It's almost November, folks, and you know what that means: It's about time to turn the clocks back for Daylight Saving Time so you can get another precious hour of sleep. And while an extra hour of snooze time certainly seems like something to celebrate, I can't help but wonder how Daylight Saving Time affects your sleep schedule overall. If everything is moved back an hour, it kind of seems like your circadian rhythm — aka that internal clock inside your body that controls when you're awake or asleep — would be affected, too, no? So, could Daylight Saving Time actually be a bad thing for your sleep health?
First of all, according to a survey from The Tylt, people are pretty anti-Daylight Saving Time on the whole, as the platform found that the vast majority of people who voted on this particular debate would prefer to do away with changing the clocks altogether. I mean, personally, I've never quite understood why Daylight Saving Time is a thing in the first place, and plenty of people have argued against the tradition.
Still, regardless of what you think about changing the clocks twice a year, it's something we humans do every fall and spring, so you may as well figure out how to best take care of yourself when Daylight Saving Time inevitably rolls back around again.
As Anthony Komaroff, M.D., the Steven P. Simcox/Patrick A. Clifford/James H. Higby Professor of Medicine at Harvard Medical School, wrote in an article for the Harvard Health Blog, a one-hour shift in your sleep cycle — even one that means you're technically getting an "extra" hour of sleep — can affect your sleep schedule for as long as an entire week after the fact.

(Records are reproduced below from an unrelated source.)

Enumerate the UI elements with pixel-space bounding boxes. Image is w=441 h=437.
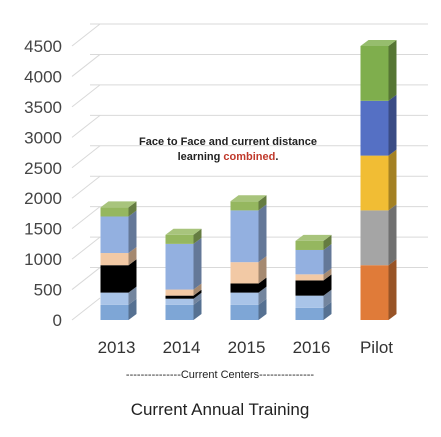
bar-segment xyxy=(165,289,194,296)
bar-segment-side xyxy=(323,274,332,296)
y-tick-label: 4500 xyxy=(24,37,62,56)
bar-segment-side xyxy=(258,204,267,263)
bar-segment xyxy=(230,304,259,320)
bar-segment-side xyxy=(193,298,202,320)
bar-segment xyxy=(360,210,389,266)
bar-segment-side xyxy=(258,195,267,211)
bar-segment-side xyxy=(128,247,137,266)
bar-top xyxy=(360,40,397,46)
y-tick-label: 2000 xyxy=(24,189,62,208)
grid-diagonal xyxy=(71,84,101,108)
bar-segment xyxy=(100,304,129,320)
bar-segment-side xyxy=(128,201,137,217)
bar-top xyxy=(100,201,137,208)
grid-diagonal xyxy=(71,236,101,260)
x-tick-label: 2015 xyxy=(228,338,266,357)
bar-segment-side xyxy=(388,259,397,320)
grid-diagonal xyxy=(71,114,101,138)
y-tick-label: 500 xyxy=(34,281,62,300)
bar-segment-side xyxy=(258,298,267,320)
bar-segment-side xyxy=(323,289,332,308)
bar-segment-side xyxy=(388,94,397,156)
grid-diagonal xyxy=(71,297,101,321)
bar-segment xyxy=(230,283,259,293)
bar-segment xyxy=(295,274,324,281)
chart-title: Current Annual Training xyxy=(130,400,310,419)
bar-segment-side xyxy=(128,286,137,305)
bar-segment xyxy=(295,307,324,320)
bar-segment xyxy=(360,155,389,211)
bar-segment xyxy=(165,295,194,299)
grid-diagonal xyxy=(71,206,101,230)
bar-segment-side xyxy=(258,256,267,284)
grid-diagonal xyxy=(71,145,101,169)
x-tick-label: Pilot xyxy=(360,338,393,357)
annotation-line-1: Face to Face and current distance xyxy=(139,136,317,148)
bar-segment-side xyxy=(388,149,397,211)
bar-segment xyxy=(100,292,129,305)
bar-segment-side xyxy=(388,40,397,101)
bar-top xyxy=(230,195,267,202)
bar-segment xyxy=(100,207,129,217)
bar-segment xyxy=(165,234,194,244)
bar-segment xyxy=(100,265,129,293)
bar-segment-side xyxy=(193,283,202,296)
bar-segment-side xyxy=(323,243,332,275)
y-tick-label: 3500 xyxy=(24,98,62,117)
annotation-text: learning xyxy=(177,151,224,163)
bar-segment xyxy=(100,253,129,266)
annotation-period: . xyxy=(275,151,279,163)
bar-segment-side xyxy=(193,289,202,299)
bar-segment xyxy=(230,292,259,305)
bar-segment-side xyxy=(128,210,137,254)
grid-diagonal xyxy=(71,54,101,77)
bar-segment xyxy=(295,240,324,250)
bar-segment xyxy=(360,265,389,320)
x-tick-label: 2014 xyxy=(163,338,201,357)
y-tick-label: 1500 xyxy=(24,220,62,239)
bar-segment xyxy=(295,295,324,308)
y-tick-label: 4000 xyxy=(24,67,62,86)
bar-segment xyxy=(230,262,259,284)
bar-segment xyxy=(230,201,259,211)
x-tick-label: 2016 xyxy=(293,338,331,357)
bar-segment xyxy=(360,100,389,156)
chart-annotation: Face to Face and current distance learni… xyxy=(118,135,338,165)
y-tick-label: 2500 xyxy=(24,159,62,178)
bar-segment xyxy=(230,210,259,263)
grid-diagonal xyxy=(71,175,101,199)
bar-segment xyxy=(295,280,324,296)
bar-segment-side xyxy=(193,237,202,290)
bar-segment-side xyxy=(193,292,202,305)
group-label: ---------------Current Centers----------… xyxy=(125,369,315,381)
bar-segment xyxy=(165,298,194,305)
x-tick-label: 2013 xyxy=(98,338,136,357)
bar-segment-side xyxy=(258,277,267,293)
grid-diagonal xyxy=(71,23,101,47)
bar-top xyxy=(295,234,332,241)
bar-segment-side xyxy=(128,259,137,293)
bar-segment-side xyxy=(323,268,332,281)
bar-segment xyxy=(165,304,194,320)
bar-segment-side xyxy=(128,298,137,320)
bar-segment-side xyxy=(258,286,267,305)
bar-segment xyxy=(165,243,194,290)
grid-diagonal xyxy=(71,267,101,290)
y-tick-label: 0 xyxy=(53,311,62,330)
annotation-line-2: learning combined. xyxy=(118,150,338,165)
bar-segment-side xyxy=(193,228,202,244)
y-tick-label: 1000 xyxy=(24,250,62,269)
bar-segment-side xyxy=(323,234,332,250)
bar-segment-side xyxy=(323,301,332,320)
y-tick-label: 3000 xyxy=(24,128,62,147)
bar-segment-side xyxy=(388,204,397,266)
bar-segment xyxy=(100,216,129,254)
annotation-highlight: combined xyxy=(223,151,276,163)
bar-segment xyxy=(360,46,389,101)
bar-segment xyxy=(295,249,324,275)
bar-top xyxy=(165,228,202,235)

For example, Komaroff explained, that shift might cause you wake up earlier than usual, or have trouble falling asleep at your usual bedtime, or it could even lead you to wake up at random times throughout the night. None of that sounds very fun or restful, does it?
Dr. Benjamin Smarr, a National Institutes of Health postdoctoral fellow at UC Berkeley and Reverie sleep advisory board member, shares something similar: The effects of Daylight Saving Time, he tells Elite Daily in an email, can be somewhat similar to those of jet lag, regardless of which way the clocks are turning.

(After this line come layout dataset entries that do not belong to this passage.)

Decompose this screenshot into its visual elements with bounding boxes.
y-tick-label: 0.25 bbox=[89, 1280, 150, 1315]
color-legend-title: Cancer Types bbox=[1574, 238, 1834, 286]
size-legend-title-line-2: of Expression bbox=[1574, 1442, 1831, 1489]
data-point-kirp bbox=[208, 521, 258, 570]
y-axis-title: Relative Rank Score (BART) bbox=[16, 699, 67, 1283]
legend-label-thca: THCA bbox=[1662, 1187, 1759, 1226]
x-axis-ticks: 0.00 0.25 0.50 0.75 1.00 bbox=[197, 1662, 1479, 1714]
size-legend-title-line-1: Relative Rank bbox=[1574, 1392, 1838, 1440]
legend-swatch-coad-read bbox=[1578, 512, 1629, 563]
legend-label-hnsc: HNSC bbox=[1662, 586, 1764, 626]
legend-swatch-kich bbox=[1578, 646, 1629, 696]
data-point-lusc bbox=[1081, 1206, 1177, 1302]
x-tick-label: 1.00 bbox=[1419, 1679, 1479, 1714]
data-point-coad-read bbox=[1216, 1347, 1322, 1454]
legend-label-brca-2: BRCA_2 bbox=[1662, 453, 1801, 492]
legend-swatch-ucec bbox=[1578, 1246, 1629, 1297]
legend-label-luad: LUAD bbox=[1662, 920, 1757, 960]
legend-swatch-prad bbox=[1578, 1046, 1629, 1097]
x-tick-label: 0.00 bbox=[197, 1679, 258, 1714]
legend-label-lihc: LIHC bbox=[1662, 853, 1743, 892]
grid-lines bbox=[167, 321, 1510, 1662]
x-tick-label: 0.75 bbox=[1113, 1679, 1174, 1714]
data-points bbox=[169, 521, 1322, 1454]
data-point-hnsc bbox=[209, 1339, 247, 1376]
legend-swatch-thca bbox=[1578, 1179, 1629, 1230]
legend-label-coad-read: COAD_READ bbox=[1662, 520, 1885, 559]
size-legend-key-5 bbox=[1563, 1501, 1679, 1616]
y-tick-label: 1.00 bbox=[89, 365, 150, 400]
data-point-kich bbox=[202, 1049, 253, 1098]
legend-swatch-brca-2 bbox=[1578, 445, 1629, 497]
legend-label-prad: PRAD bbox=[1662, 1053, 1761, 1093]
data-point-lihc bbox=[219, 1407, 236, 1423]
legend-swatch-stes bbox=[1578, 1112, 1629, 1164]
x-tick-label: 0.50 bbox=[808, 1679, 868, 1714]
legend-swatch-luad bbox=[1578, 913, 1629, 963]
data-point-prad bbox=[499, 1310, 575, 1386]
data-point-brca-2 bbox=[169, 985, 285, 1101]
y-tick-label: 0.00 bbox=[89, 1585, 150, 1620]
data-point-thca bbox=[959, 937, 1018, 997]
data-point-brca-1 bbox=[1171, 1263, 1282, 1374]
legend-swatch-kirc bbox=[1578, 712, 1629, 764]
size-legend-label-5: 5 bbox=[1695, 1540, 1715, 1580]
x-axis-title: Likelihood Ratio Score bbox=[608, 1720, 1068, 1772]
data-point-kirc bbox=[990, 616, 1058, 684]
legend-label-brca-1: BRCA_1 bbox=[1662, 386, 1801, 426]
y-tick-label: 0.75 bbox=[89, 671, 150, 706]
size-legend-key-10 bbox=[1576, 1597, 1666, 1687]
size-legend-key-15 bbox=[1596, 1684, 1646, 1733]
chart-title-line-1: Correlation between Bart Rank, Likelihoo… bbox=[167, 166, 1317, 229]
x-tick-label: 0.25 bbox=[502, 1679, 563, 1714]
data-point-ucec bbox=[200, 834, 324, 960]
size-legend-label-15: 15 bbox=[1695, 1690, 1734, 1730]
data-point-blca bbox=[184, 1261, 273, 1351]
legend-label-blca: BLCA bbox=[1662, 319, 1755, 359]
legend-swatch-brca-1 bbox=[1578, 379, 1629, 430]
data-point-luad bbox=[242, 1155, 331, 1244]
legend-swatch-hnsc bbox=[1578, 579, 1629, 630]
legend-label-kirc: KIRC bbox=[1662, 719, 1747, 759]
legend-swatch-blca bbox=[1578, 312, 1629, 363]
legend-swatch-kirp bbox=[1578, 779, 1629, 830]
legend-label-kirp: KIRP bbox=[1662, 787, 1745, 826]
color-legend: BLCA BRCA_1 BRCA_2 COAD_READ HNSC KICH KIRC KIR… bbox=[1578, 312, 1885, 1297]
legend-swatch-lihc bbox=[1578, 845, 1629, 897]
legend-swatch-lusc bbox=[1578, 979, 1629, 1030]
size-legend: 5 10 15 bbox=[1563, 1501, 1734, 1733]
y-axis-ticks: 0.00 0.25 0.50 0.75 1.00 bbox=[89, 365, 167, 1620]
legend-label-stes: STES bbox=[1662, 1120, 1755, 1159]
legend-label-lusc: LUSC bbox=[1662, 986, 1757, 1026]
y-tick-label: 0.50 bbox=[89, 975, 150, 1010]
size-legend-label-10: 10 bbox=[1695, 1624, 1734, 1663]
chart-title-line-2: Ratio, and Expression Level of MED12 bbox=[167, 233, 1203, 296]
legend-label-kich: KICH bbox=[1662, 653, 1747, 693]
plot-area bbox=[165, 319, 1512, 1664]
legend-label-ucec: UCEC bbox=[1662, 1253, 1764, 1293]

For the smoothest transition, you can get ahead of the change by adjusting your overall routine accordingly, Dr. Smarr explains, including details like your meals, and of course, your bedtime. Specifically, he suggests that, about four days before Daylight Saving Time, you should start to progressively move things up (i.e. earlier) in your everyday schedule by about 15 minutes per day.

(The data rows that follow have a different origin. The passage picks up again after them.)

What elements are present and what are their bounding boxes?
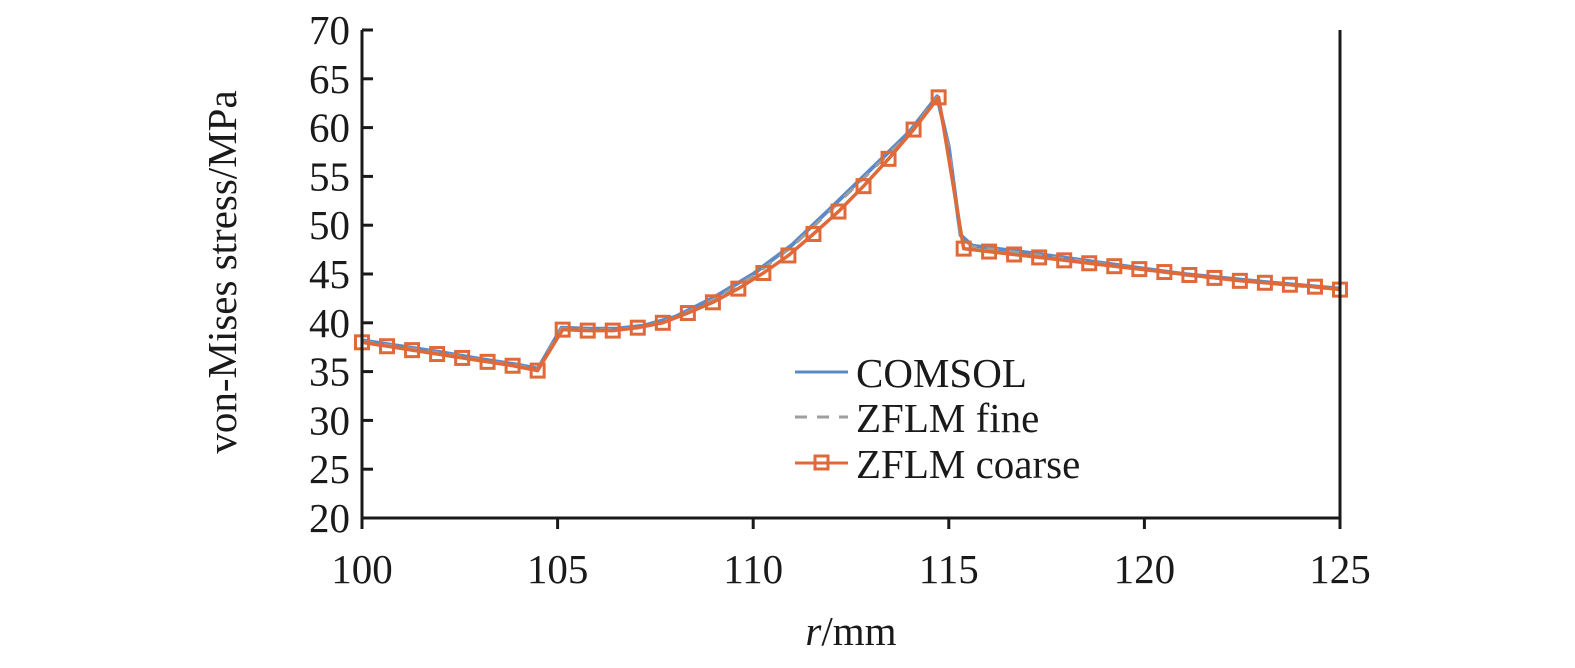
x-tick-label: 100 (331, 546, 393, 592)
data-point-zflm-coarse (629, 319, 646, 336)
x-tick-label: 105 (527, 546, 589, 592)
data-point-zflm-coarse (679, 305, 696, 322)
data-point-zflm-coarse (604, 322, 621, 339)
y-axis-title: von-Mises stress/MPa (199, 90, 245, 453)
data-point-zflm-coarse (981, 243, 998, 260)
data-point-zflm-coarse (1106, 258, 1123, 275)
data-point-zflm-coarse (1081, 255, 1098, 272)
series-line-zflm-fine (361, 95, 1341, 372)
data-point-zflm-coarse (755, 265, 772, 282)
y-tick-label: 35 (309, 349, 350, 395)
series-line-zflm-coarse (361, 95, 1341, 373)
data-point-zflm-coarse (1256, 274, 1273, 291)
legend-marker-zflm-coarse (813, 454, 830, 471)
series-line-comsol (361, 94, 1341, 371)
y-tick-label: 40 (309, 300, 350, 346)
data-point-zflm-coarse (654, 314, 671, 331)
y-tick-label: 70 (309, 7, 350, 53)
x-tick-label: 110 (723, 546, 783, 592)
data-point-zflm-coarse (805, 225, 822, 242)
data-point-zflm-coarse (504, 357, 521, 374)
y-tick-label: 30 (309, 397, 350, 443)
x-axis-title-unit: /mm (821, 608, 896, 654)
data-point-zflm-coarse (905, 121, 922, 138)
data-point-zflm-coarse (554, 321, 571, 338)
legend-label-zflm-fine: ZFLM fine (856, 395, 1039, 441)
x-tick-label: 115 (919, 546, 979, 592)
data-point-zflm-coarse (880, 150, 897, 167)
y-tick-label: 60 (309, 105, 350, 151)
data-point-zflm-coarse (704, 294, 721, 311)
data-point-zflm-coarse (454, 349, 471, 366)
data-point-zflm-coarse (479, 353, 496, 370)
data-point-zflm-coarse (1281, 276, 1298, 293)
y-tick-label: 50 (309, 202, 350, 248)
data-point-zflm-coarse (1206, 269, 1223, 286)
data-point-zflm-coarse (404, 342, 421, 359)
series-layer (354, 89, 1348, 379)
x-ticks: 100 105 110 115 120 125 (331, 518, 1371, 592)
y-tick-label: 20 (309, 495, 350, 541)
legend: COMSOL ZFLM fine ZFLM coarse (795, 350, 1080, 487)
y-tick-label: 45 (309, 251, 350, 297)
legend-label-comsol: COMSOL (856, 350, 1027, 396)
data-point-zflm-coarse (1031, 249, 1048, 266)
data-point-zflm-coarse (579, 322, 596, 339)
data-point-zflm-coarse (855, 178, 872, 195)
x-axis-title-var: r (805, 608, 822, 654)
data-point-zflm-coarse (730, 280, 747, 297)
data-point-zflm-coarse (955, 240, 972, 257)
data-point-zflm-coarse (1056, 252, 1073, 269)
x-tick-label: 125 (1309, 546, 1371, 592)
x-tick-label: 120 (1114, 546, 1176, 592)
y-tick-label: 25 (309, 446, 350, 492)
x-axis-title: r/mm (805, 608, 896, 654)
data-point-zflm-coarse (780, 247, 797, 264)
data-point-zflm-coarse (1231, 272, 1248, 289)
data-point-zflm-coarse (1131, 261, 1148, 278)
data-point-zflm-coarse (1156, 264, 1173, 281)
data-point-zflm-coarse (429, 346, 446, 363)
data-point-zflm-coarse (529, 362, 546, 379)
data-point-zflm-coarse (930, 89, 947, 106)
data-point-zflm-coarse (830, 203, 847, 220)
data-point-zflm-coarse (1006, 246, 1023, 263)
data-point-zflm-coarse (379, 338, 396, 355)
data-point-zflm-coarse (1181, 266, 1198, 283)
data-point-zflm-coarse (1306, 278, 1323, 295)
y-tick-label: 65 (309, 56, 350, 102)
y-tick-label: 55 (309, 153, 350, 199)
legend-label-zflm-coarse: ZFLM coarse (856, 441, 1080, 487)
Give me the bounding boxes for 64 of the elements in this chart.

For example, say you usually eat dinner around 7:30 p.m., and your bedtime is typically around 11 p.m. According to Dr. Smarr's advice, you should prepare for Daylight Saving Time by eating dinner around 7:15 p.m. instead, and going to bed at about 10:45 p.m. — and, leading up to the actual day of the clock change, keep moving both of these times up in 15-minute increments. "This will ensure there is no sudden transition," Dr. Smarr says, "as your body can easily cope with 15 minutes of change in a day."
You can also try opening up your blinds and curtains the night before the clocks change, says Smarr, which will expose you to the maximum amount of morning sunlight, and may help you naturally start your day earlier in general.
On the other hand, according to experts from the University of Michigan, Daylight Saving Time might actually be a perfect opportunity to be that early riser you always dreamed of being. Cathy Goldstein, M.D., a neurologist at the university's Sleep Disorders Center, told the Michigan Health Blog,
If you have been trying to become more of a morning person or fit in a morning workout, this may now be possible. Keep regular sleep wake times and expose yourself to morning light to lock in your new, earlier sleep schedule and avoid sliding back into bad habits.
Personally, I think I'll still choose to relish the extra hour of sleep. But hey, that's just me — remember to listen to your body and honor your own needs.